Pressed on what he meant, Rumsfeld said, "Well, they live in the neighbourhood. The people in that region want this situation stabilised with exception of Iran and Syria," he said.
Rumsfeld and other senior administration officials have often attacked Syria for allowing Iraqi insurgents to move foreign fighters, money and arms across its borders.
But until now they had been more reserved about the role of Iran, whose Shia regime has been viewed as more closely aligned to Iraq's Shia majority than to an insurgency that has been drawn mainly from the country's Sunni minority.

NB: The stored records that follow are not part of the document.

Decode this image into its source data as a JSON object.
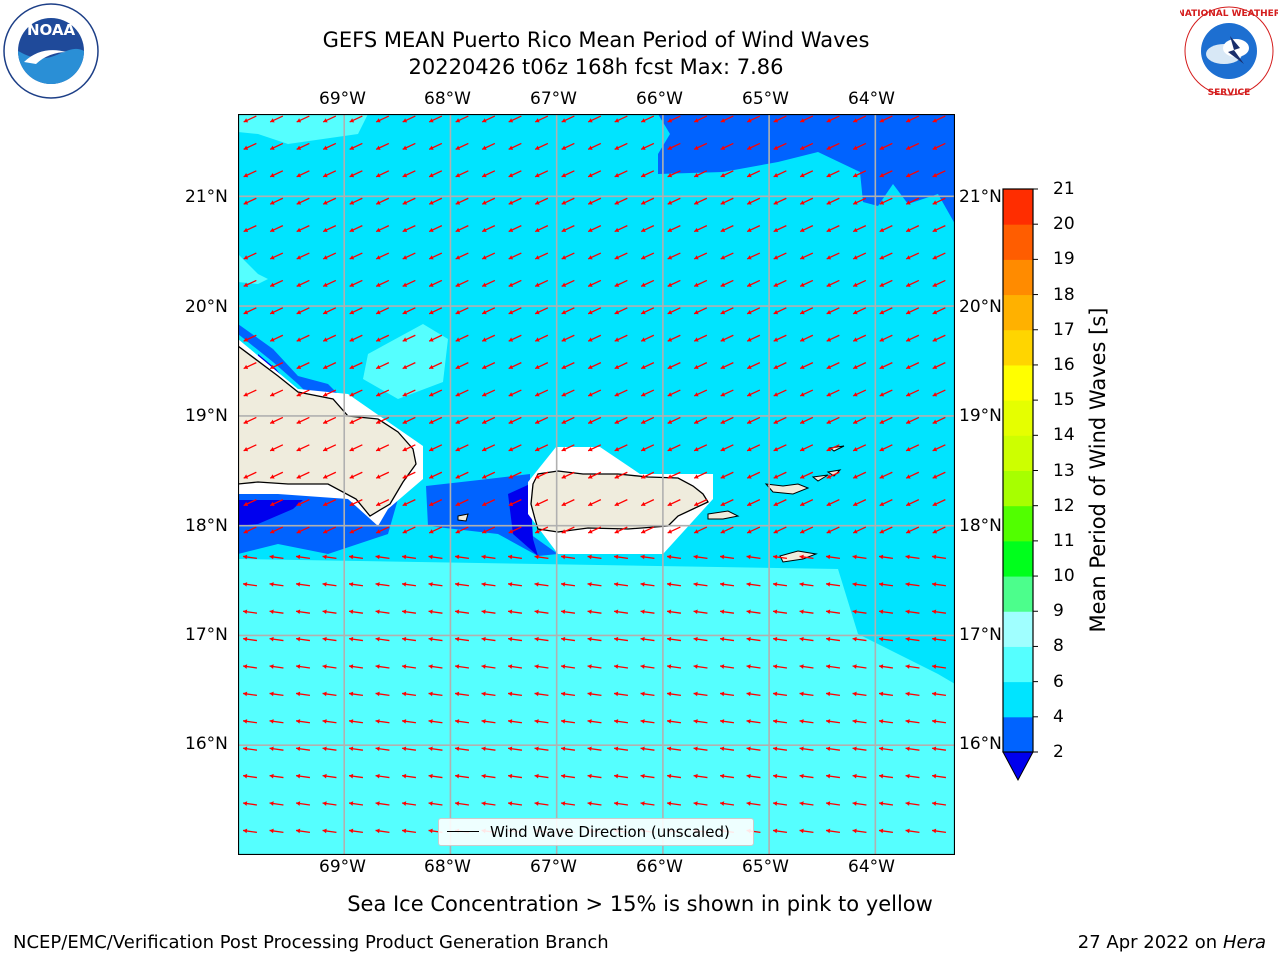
{
  "title": {
    "line1": "GEFS MEAN Puerto Rico Mean Period of Wind Waves",
    "line2": "20220426 t06z 168h fcst   Max: 7.86"
  },
  "axes": {
    "lon_ticks": [
      "69°W",
      "68°W",
      "67°W",
      "66°W",
      "65°W",
      "64°W"
    ],
    "lat_ticks": [
      "21°N",
      "20°N",
      "19°N",
      "18°N",
      "17°N",
      "16°N"
    ],
    "lon_range": [
      -70.0,
      -63.25
    ],
    "lat_range": [
      15.0,
      21.75
    ],
    "grid": true
  },
  "map_features": {
    "land_color": "#efecdd",
    "coastline_color": "#000000",
    "arrow_color": "#ff0000",
    "wave_direction": "from east-northeast toward west-southwest",
    "regions": [
      "Puerto Rico",
      "Hispaniola (east)",
      "Virgin Islands"
    ]
  },
  "legend": {
    "label": "Wind Wave Direction (unscaled)"
  },
  "colorbar": {
    "label": "Mean Period of Wind Waves [s]",
    "ticks": [
      "21",
      "20",
      "19",
      "18",
      "17",
      "16",
      "15",
      "14",
      "13",
      "12",
      "11",
      "10",
      "9",
      "8",
      "6",
      "4",
      "2"
    ],
    "levels": [
      2,
      4,
      6,
      8,
      9,
      10,
      11,
      12,
      13,
      14,
      15,
      16,
      17,
      18,
      19,
      20,
      21
    ],
    "colors": [
      "#0063ff",
      "#00e4ff",
      "#55ffff",
      "#a0ffff",
      "#4cfe8c",
      "#00ff1c",
      "#51ff00",
      "#a7ff00",
      "#cdff00",
      "#e5ff00",
      "#ffff00",
      "#ffd500",
      "#ffb100",
      "#ff8b00",
      "#ff5d00",
      "#ff2d00",
      "#ff0000"
    ],
    "under_color": "#0000ee"
  },
  "chart_data": {
    "type": "heatmap",
    "field": "Mean Period of Wind Waves",
    "units": "s",
    "max": 7.86,
    "forecast_hour": 168,
    "init": "20220426 t06z",
    "dominant_range_s": [
      6,
      8
    ],
    "areas": [
      {
        "area": "open ocean north and south",
        "range_s": [
          6,
          8
        ]
      },
      {
        "area": "far northeast and lee of Hispaniola/Puerto Rico",
        "range_s": [
          2,
          4
        ]
      },
      {
        "area": "tight lee pockets",
        "range_s": [
          0,
          2
        ]
      }
    ]
  },
  "subtitle": "Sea Ice Concentration > 15% is shown in pink to yellow",
  "footer": {
    "left": "NCEP/EMC/Verification Post Processing Product Generation Branch",
    "right_date": "27 Apr 2022 on ",
    "right_host": "Hera"
  },
  "logos": {
    "left": "NOAA",
    "right": "NATIONAL WEATHER SERVICE"
  }
}
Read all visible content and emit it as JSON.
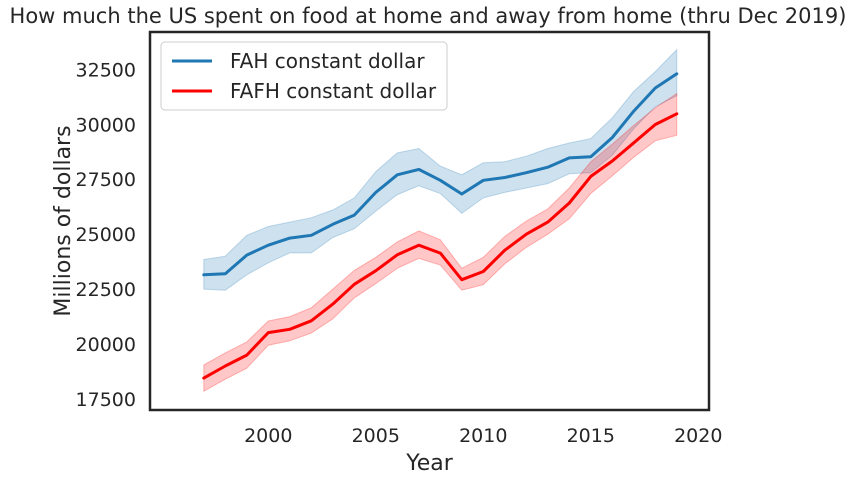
{
  "chart_data": {
    "type": "line",
    "title": "How much the US spent on food at home and away from home (thru Dec 2019)",
    "xlabel": "Year",
    "ylabel": "Millions of dollars",
    "xlim": [
      1994.5,
      2020.5
    ],
    "ylim": [
      17000,
      34200
    ],
    "xticks": [
      2000,
      2005,
      2010,
      2015,
      2020
    ],
    "yticks": [
      17500,
      20000,
      22500,
      25000,
      27500,
      30000,
      32500
    ],
    "grid": false,
    "legend": "top-left",
    "x": [
      1997,
      1998,
      1999,
      2000,
      2001,
      2002,
      2003,
      2004,
      2005,
      2006,
      2007,
      2008,
      2009,
      2010,
      2011,
      2012,
      2013,
      2014,
      2015,
      2016,
      2017,
      2018,
      2019
    ],
    "series": [
      {
        "name": "FAH constant dollar",
        "color": "#1f77b4",
        "values": [
          23150,
          23200,
          24050,
          24500,
          24820,
          24950,
          25450,
          25870,
          26900,
          27700,
          27950,
          27450,
          26830,
          27450,
          27580,
          27800,
          28050,
          28470,
          28520,
          29400,
          30600,
          31650,
          32300
        ],
        "lower": [
          22500,
          22450,
          23150,
          23700,
          24150,
          24150,
          24850,
          25250,
          26050,
          26800,
          27200,
          26850,
          25950,
          26650,
          26900,
          27100,
          27300,
          27750,
          27800,
          28600,
          29800,
          30800,
          31300
        ],
        "upper": [
          23850,
          24000,
          24950,
          25350,
          25550,
          25750,
          26100,
          26650,
          27850,
          28700,
          28900,
          28100,
          27700,
          28250,
          28300,
          28550,
          28900,
          29150,
          29350,
          30300,
          31500,
          32400,
          33400
        ]
      },
      {
        "name": "FAFH constant dollar",
        "color": "#ff0000",
        "values": [
          18450,
          19000,
          19500,
          20520,
          20670,
          21060,
          21820,
          22720,
          23340,
          24060,
          24500,
          24140,
          22930,
          23300,
          24270,
          25000,
          25550,
          26420,
          27630,
          28330,
          29160,
          29990,
          30480
        ],
        "lower": [
          17850,
          18400,
          18900,
          19950,
          20150,
          20500,
          21150,
          22100,
          22750,
          23450,
          23900,
          23600,
          22450,
          22700,
          23650,
          24400,
          25000,
          25700,
          26850,
          27650,
          28500,
          29250,
          29500
        ],
        "upper": [
          19050,
          19600,
          20100,
          21050,
          21250,
          21650,
          22500,
          23350,
          23950,
          24650,
          25150,
          24750,
          23450,
          23950,
          24900,
          25600,
          26150,
          27100,
          28300,
          29100,
          29950,
          30750,
          31400
        ]
      }
    ]
  }
}
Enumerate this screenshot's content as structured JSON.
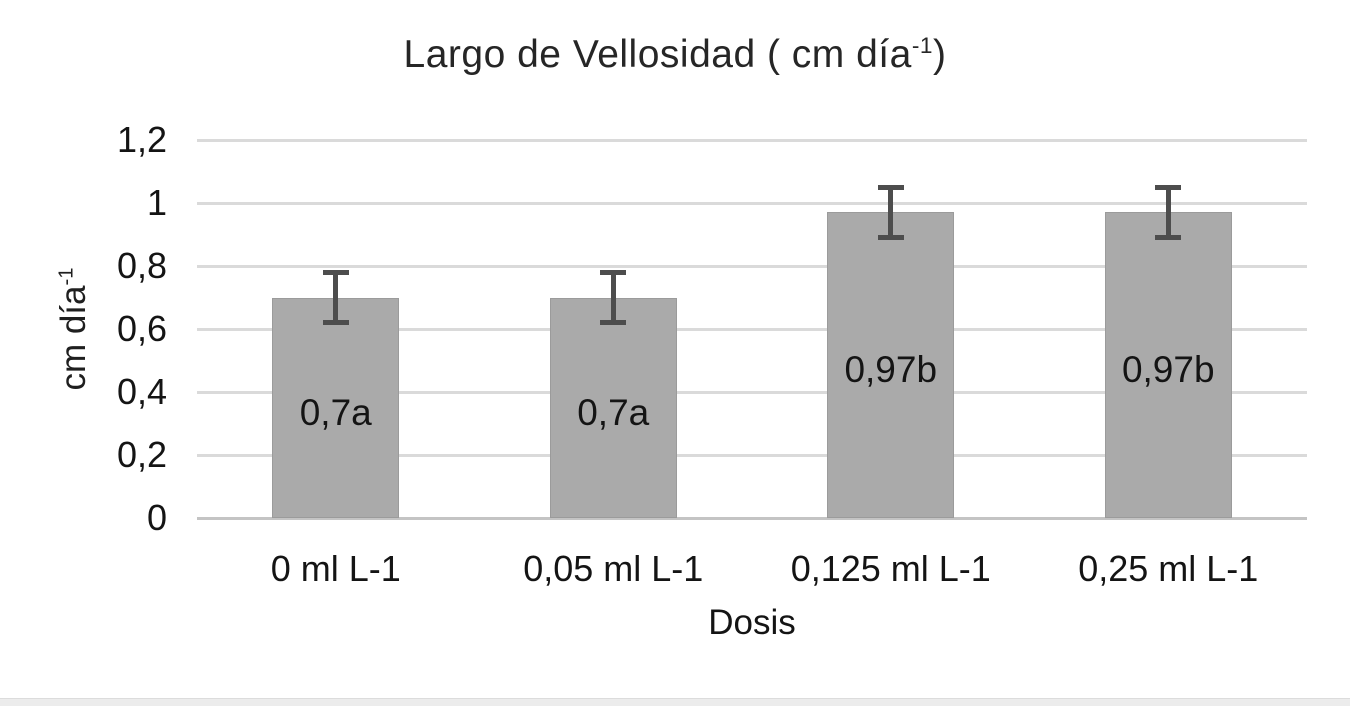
{
  "chart_data": {
    "type": "bar",
    "title": {
      "prefix": "Largo de Vellosidad ( cm día",
      "superscript": "-1",
      "suffix": ")"
    },
    "ylabel": {
      "prefix": "cm día",
      "superscript": "-1"
    },
    "xlabel": "Dosis",
    "categories": [
      "0 ml L-1",
      "0,05 ml L-1",
      "0,125 ml L-1",
      "0,25 ml L-1"
    ],
    "values": [
      0.7,
      0.7,
      0.97,
      0.97
    ],
    "bar_labels": [
      "0,7a",
      "0,7a",
      "0,97b",
      "0,97b"
    ],
    "error_bars": [
      0.08,
      0.08,
      0.08,
      0.08
    ],
    "y_ticks": [
      {
        "value": 0,
        "label": "0"
      },
      {
        "value": 0.2,
        "label": "0,2"
      },
      {
        "value": 0.4,
        "label": "0,4"
      },
      {
        "value": 0.6,
        "label": "0,6"
      },
      {
        "value": 0.8,
        "label": "0,8"
      },
      {
        "value": 1,
        "label": "1"
      },
      {
        "value": 1.2,
        "label": "1,2"
      }
    ],
    "ylim": [
      0,
      1.2
    ],
    "grid": true,
    "legend": "none",
    "colors": {
      "bar_fill": "#aaaaaa",
      "bar_border": "#9b9b9b",
      "error_bar": "#4d4d4d",
      "gridline": "#dadada",
      "baseline": "#c4c4c4",
      "text": "#1f1f1f"
    }
  }
}
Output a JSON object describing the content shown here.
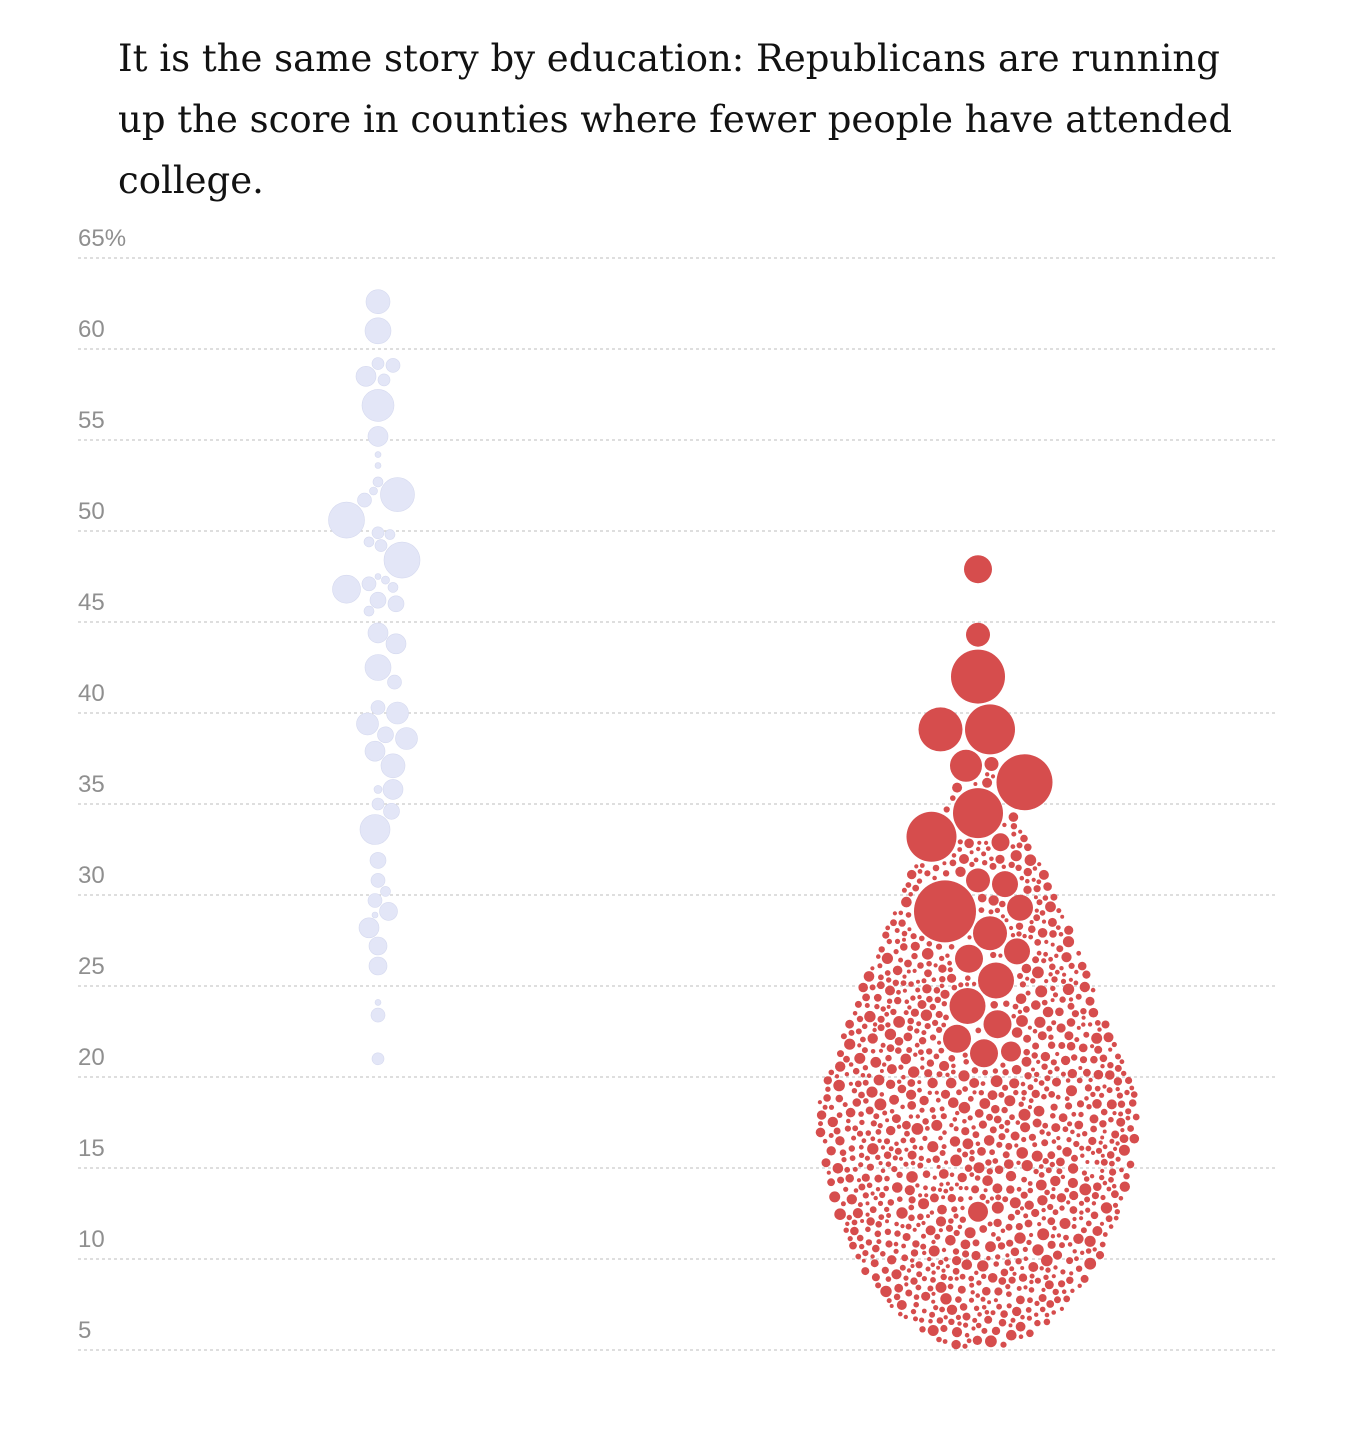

The tougher line against Iran comes amid a spike in US casualties, including 14 marines and an interpreter who were killed last week when a triple decker mine went off under their amphibious assault vehicle.
General Richard Myers, the chairman of the Joint Chiefs of Staff, said that bomb was "a relatively small device place in the road that overturned the vehicle and when it did so, of course, there was no way out of the vehicle once it overturned."